Inhibition of the formation of lysozyme fibrillar assemblies by the isoquinoline alkaloid coralyne

Abstract

Protein aggregation into oligomeric and fibrillar species is the hallmark of many degenerative diseases like Alzheimer's and prion diseases, as well as type II diabetes. Compounds that can modulate protein aggregation or disintegrate the preformed fibrils can serve as potential drug candidates for the remedial treatment of aggregation diseases. In the present study we have examined the anti-amyloidogenic potency of the synthetic isoquinoline alkaloid coralyne by employing various spectroscopic and imaging approaches.
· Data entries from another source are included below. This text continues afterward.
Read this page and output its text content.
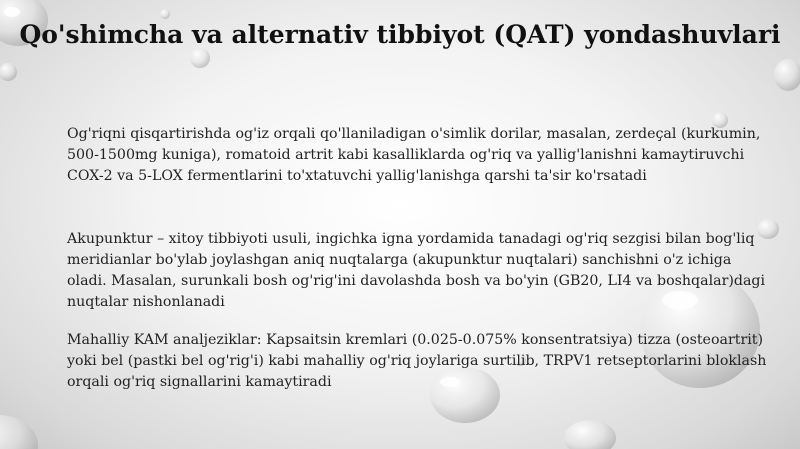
Qo'shimcha va alternativ tibbiyot (QAT) yondashuvlari
Og'riqni qisqartirishda og'iz orqali qo'llaniladigan o'simlik dorilar, masalan, zerdeçal (kurkumin, 500-1500mg kuniga), romatoid artrit kabi kasalliklarda og'riq va yallig'lanishni kamaytiruvchi COX-2 va 5-LOX fermentlarini to'xtatuvchi yallig'lanishga qarshi ta'sir ko'rsatadi
Akupunktur – xitoy tibbiyoti usuli, ingichka igna yordamida tanadagi og'riq sezgisi bilan bog'liq meridianlar bo'ylab joylashgan aniq nuqtalarga (akupunktur nuqtalari) sanchishni o'z ichiga oladi. Masalan, surunkali bosh og'rig'ini davolashda bosh va bo'yin (GB20, LI4 va boshqalar)dagi nuqtalar nishonlanadi
Mahalliy KAM analjeziklar: Kapsaitsin kremlari (0.025-0.075% konsentratsiya) tizza (osteoartrit) yoki bel (pastki bel og'rig'i) kabi mahalliy og'riq joylariga surtilib, TRPV1 retseptorlarini bloklash orqali og'riq signallarini kamaytiradi
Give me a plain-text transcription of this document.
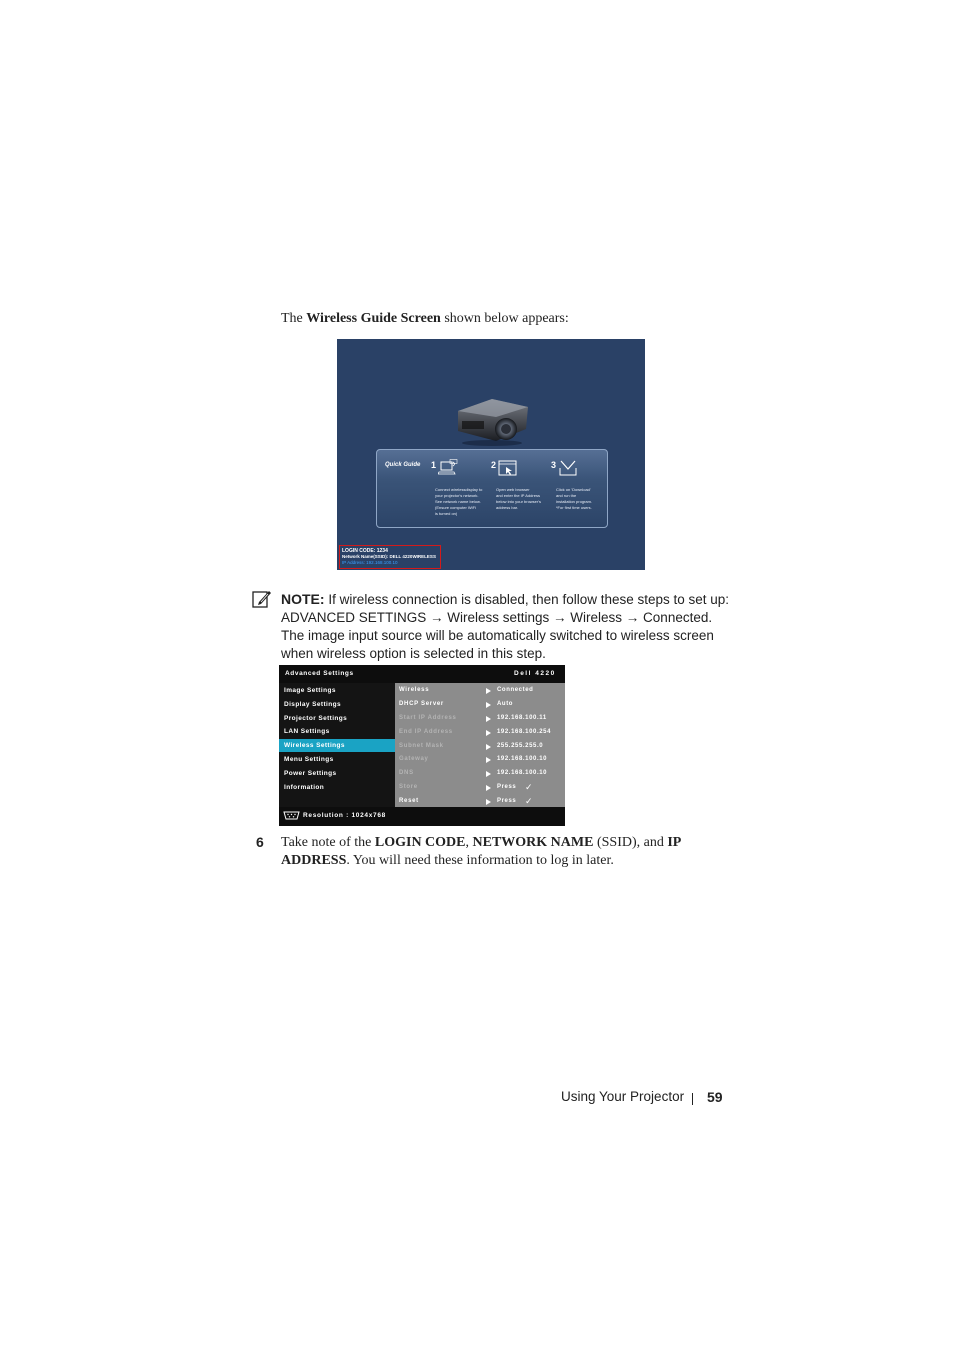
The Wireless Guide Screen shown below appears:
Quick Guide 1
Connect wirelessdisplay to
your projector's network.
See network name below.
(Ensure computer WiFi
is turned on)
2
Open web browser
and enter the IP Address
below into your browser's
address bar.
3
Click on 'Download'
and run the
installation program.
*For first time users.
LOGIN CODE: 1234
Network Name(SSID): DELL 4220WIRELESS
IP Address: 192.168.100.10
NOTE: If wireless connection is disabled, then follow these steps to set up: ADVANCED SETTINGS → Wireless settings → Wireless → Connected. The image input source will be automatically switched to wireless screen when wireless option is selected in this step.
Advanced Settings	Dell 4220
Image Settings
Display Settings
Projector Settings
LAN Settings
Wireless Settings
Menu Settings
Power Settings
Information
Wireless	Connected
DHCP Server	Auto
Start IP Address	192.168.100.11
End IP Address	192.168.100.254
Subnet Mask	255.255.255.0
Gateway	192.168.100.10
DNS	192.168.100.10
Store	Press ✓
Reset	Press ✓
Resolution : 1024x768
6 Take note of the LOGIN CODE, NETWORK NAME (SSID), and IP ADDRESS. You will need these information to log in later.
Using Your Projector 59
The kinetics of amyloid fibrillation of hen egg-white lysozyme (HEWL) and the anti-amyloidogenic influence of coralyne on the fibrillogenesis process were studied using thioflavin T assay. The kinetics of HEWL fibrillation were significantly modulated in the presence of coralyne. We have demonstrated that coralyne significantly inhibits the fibrillation of HEWL. A complementary Congo red assay was also performed to reaffirm the fibril inhibition propensity of coralyne. The changes in the surface hydrophobicity of the protein upon fibrillation were monitored by Nile red assay. The steady-state fluorescence studies, anisotropy measurements and circular dichroism measurements collectively confirm the attenuation of amyloid fibrillation in the presence of isoquinoline alkaloid coralyne. Atomic force microscopic imaging suggested that the fibrillation was reduced in the presence of coralyne and the fibrils formed were less matured. The complete binding thermodynamics was also elucidated using microcalorimetry and docking studies provided insights into the type of forces governing the binding interaction. Since lysozyme is an important model system for studying protein aggregation, the synthetic isoquinoline alkaloid coralyne can serve as a promising model compound for the treatment of amyloidosis.